Pharmacokinetic properties of two different recombinant activated factor VII formulations
Morfini M, Jimenez-Yuste V, Eichler H, Fischer R, Kirchmaier CM, Scharling B, Bjerre J
Haemophilia. 2012;18((3):):431-6.
Abstract
Recombinant factor VIIa is indicated for treatment of bleeding episodes in patients with haemophilia A or B with inhibitors; in FVII deficiency and in Glanzmann's thrombasthenia. The aim of the study reported here was to compare the pharmacokinetic profiles between two formulations of rFVIIa that are produced in two different cell lines and media: Chinese hamster ovary cells cultured in a serum-free medium (CHO-rFVIIa) and baby hamster kidney cells cultured in a non-human serum-based medium (BHK-rFVIIa). Two clinical trials were performed; one in healthy subjects and the other in patients with congenital haemophilia A or B, with or without inhibitors. Subjects were recruited into a two-way crossover trial and were randomized to receive a dose of CHO-rFVIIa and BHK-rFVIIa. Healthy subjects received one dose of 90 ug CHO-rFVIIa kg(-1) bodyweight (bw) in the newly developed room-temperature stable rFVIIa formulation and one dose of 90 ug BHK-rFVIIa kg(-1) bw, in the original rFVIIa formulation. Patients with haemophilia received one dose of 270 ug CHO-rFVIIa kg(-1) and one dose of 270 ug BHK-rFVIIa kg(-1), both in the room-temperature stable formulation.
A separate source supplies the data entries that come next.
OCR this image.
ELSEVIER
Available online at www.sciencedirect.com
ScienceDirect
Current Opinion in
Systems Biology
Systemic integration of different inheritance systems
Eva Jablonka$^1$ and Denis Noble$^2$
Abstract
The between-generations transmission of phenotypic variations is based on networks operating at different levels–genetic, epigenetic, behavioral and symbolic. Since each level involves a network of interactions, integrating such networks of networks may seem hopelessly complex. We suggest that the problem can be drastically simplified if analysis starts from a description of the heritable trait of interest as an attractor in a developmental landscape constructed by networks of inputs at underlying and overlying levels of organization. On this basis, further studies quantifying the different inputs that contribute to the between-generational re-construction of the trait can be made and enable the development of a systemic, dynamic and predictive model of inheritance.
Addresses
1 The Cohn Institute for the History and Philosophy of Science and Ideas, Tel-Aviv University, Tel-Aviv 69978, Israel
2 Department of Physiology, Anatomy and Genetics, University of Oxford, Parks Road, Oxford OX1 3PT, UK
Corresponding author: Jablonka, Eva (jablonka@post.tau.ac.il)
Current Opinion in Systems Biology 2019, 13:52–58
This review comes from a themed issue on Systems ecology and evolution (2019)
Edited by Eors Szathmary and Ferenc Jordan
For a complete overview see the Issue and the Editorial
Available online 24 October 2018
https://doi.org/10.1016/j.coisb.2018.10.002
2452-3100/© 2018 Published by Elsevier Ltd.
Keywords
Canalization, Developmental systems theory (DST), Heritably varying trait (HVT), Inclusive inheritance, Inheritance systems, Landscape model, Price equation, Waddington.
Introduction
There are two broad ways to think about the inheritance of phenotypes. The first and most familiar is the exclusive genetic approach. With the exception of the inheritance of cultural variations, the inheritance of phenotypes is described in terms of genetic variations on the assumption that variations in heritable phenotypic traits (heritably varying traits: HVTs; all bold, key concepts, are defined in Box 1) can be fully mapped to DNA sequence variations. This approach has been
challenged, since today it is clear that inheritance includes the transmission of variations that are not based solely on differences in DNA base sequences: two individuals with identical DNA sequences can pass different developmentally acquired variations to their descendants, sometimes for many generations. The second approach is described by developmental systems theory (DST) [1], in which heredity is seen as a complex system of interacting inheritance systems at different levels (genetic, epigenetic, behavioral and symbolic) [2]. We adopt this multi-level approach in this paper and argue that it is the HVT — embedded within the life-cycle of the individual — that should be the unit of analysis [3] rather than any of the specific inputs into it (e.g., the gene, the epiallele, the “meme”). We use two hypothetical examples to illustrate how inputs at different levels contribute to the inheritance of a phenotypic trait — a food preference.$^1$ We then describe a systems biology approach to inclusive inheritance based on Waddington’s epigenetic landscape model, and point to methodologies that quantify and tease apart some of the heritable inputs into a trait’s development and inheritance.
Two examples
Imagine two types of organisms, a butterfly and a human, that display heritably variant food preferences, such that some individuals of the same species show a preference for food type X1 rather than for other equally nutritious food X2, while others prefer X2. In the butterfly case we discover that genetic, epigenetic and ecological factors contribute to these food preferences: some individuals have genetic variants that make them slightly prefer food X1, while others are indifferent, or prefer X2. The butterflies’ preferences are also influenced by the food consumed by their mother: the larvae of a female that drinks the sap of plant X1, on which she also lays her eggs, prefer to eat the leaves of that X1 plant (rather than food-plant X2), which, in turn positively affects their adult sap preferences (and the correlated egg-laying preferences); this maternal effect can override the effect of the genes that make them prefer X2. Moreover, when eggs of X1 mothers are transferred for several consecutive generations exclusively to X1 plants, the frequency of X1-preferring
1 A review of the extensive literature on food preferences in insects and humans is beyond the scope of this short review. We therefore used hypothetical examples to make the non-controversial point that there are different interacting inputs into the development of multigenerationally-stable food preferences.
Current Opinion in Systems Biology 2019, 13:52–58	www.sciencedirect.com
The trials showed higher FVII activity levels [higher area under the plasma concentration-time curve (AUC)] following administration of CHO-rFVIIa than after BHK-rFVIIa. Therefore, bioequivalence could not be established. The difference in FVII activity levels is believed to be a result of different glycosylation patterns between the two products. Neither the use of CHO-rFVIIa nor the use of one single dose of 270 ug kg(-1) of the newly developed room-temperature stable rFVIIa raised any safety concerns. 2011 Blackwell Publishing Ltd.